Kondisi tersebut sebetulnya mengkhawatirkan. Ditambah lagi pengguna jejaring media sosial jauh lebih banyak ketimbang media berita mainstream. Masalahnya media sosial tidak memiliki tim editor untuk mengoreksi setiap tulisan. Akhirnya setiap informasi yang dimuat tidak dapat dipertanggung jawabkan kebenarannya.
Berbagai Fenomena Mengenai Bahaya Post-Truth
Seorang novelis dan penulis skenario asal Serbia-Amerika, Steve Tesich, mengkritik masyarakat Amerika dalam tulisannya berjudul “The Watergate Syndrome: A Government of Lies” tahun 1992, karena membenarkan kebohongan George Bush dan secara sadar memutuskan untuk hidup di dunia pascakebenaran.

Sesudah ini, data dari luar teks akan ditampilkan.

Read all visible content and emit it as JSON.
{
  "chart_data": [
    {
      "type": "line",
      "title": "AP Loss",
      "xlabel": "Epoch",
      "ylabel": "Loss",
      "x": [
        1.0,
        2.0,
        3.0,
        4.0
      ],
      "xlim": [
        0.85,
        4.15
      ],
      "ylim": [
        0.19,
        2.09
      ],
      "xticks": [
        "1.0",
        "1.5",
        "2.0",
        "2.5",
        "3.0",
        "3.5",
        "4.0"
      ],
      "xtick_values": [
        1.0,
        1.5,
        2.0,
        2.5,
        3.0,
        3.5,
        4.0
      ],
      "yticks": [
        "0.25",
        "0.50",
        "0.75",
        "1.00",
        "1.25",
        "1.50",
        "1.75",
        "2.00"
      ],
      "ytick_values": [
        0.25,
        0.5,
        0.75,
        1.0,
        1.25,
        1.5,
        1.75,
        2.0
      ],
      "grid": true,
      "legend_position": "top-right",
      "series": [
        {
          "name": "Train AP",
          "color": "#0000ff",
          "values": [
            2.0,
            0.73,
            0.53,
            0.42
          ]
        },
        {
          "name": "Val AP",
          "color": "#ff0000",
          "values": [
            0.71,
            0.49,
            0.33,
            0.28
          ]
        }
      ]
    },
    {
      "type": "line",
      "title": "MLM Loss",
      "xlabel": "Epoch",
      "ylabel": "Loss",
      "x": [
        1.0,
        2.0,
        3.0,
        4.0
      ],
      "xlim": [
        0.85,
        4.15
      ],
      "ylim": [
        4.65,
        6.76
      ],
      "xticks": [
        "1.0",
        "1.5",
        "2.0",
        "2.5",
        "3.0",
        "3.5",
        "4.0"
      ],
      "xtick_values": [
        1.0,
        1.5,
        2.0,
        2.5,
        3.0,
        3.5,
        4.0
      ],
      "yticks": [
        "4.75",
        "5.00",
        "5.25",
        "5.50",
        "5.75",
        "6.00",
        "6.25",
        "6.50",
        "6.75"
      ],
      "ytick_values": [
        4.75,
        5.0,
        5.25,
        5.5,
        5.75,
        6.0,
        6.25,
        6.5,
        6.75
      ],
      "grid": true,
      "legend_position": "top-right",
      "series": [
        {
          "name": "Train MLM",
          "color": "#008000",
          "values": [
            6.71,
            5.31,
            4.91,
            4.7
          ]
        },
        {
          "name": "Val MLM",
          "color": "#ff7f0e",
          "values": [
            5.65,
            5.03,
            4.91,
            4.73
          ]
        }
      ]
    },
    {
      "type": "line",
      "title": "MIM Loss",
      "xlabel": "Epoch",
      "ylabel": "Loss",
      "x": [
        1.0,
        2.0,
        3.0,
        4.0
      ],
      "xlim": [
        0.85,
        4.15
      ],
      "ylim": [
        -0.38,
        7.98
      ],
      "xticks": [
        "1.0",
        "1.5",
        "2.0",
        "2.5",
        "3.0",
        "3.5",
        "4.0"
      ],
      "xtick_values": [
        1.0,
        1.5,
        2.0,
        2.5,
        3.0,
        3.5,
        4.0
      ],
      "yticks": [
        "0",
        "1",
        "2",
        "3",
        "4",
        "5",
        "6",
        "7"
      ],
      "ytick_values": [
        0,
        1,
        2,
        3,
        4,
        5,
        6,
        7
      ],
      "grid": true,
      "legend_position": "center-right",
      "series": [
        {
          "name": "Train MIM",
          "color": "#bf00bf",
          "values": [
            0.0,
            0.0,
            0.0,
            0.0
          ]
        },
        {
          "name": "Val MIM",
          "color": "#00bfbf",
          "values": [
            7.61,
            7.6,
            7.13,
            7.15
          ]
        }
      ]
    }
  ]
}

Pada tahun 2016, peristiwa Brexit (Britain Exit) dan pemilihan presiden Amerika Serikat juga menjadi sorotan penting bagi maraknya post-truth di masa sekarang. Pasalnya, banyak berita bohong yang tersebar dan mempengaruhi kepercayaan publik.
Kehadiran media sosial memperkuat keadaan ini. Banyaknya Informasi yang mudah diakses oleh siapa saja dengan bermodalkan internet dan gawai pintar, secara instan orang dapat mencari, membuat, bahkan memanipulasi informasi.
Seorang jurnalis The Guardian, James Ball, dalam bukunya “Post-Truth: How Bulshit Conquare The World” mencatat bahwa Facebook menjangkau lebih dari 1 miliar orang per harinya. Angka ini jauh lebih besar daripada situs berita terbesar di dunia, The MailOnline yang hanya menjangkau 15 juta orang per hari atau BBC 4,5 juta per hari.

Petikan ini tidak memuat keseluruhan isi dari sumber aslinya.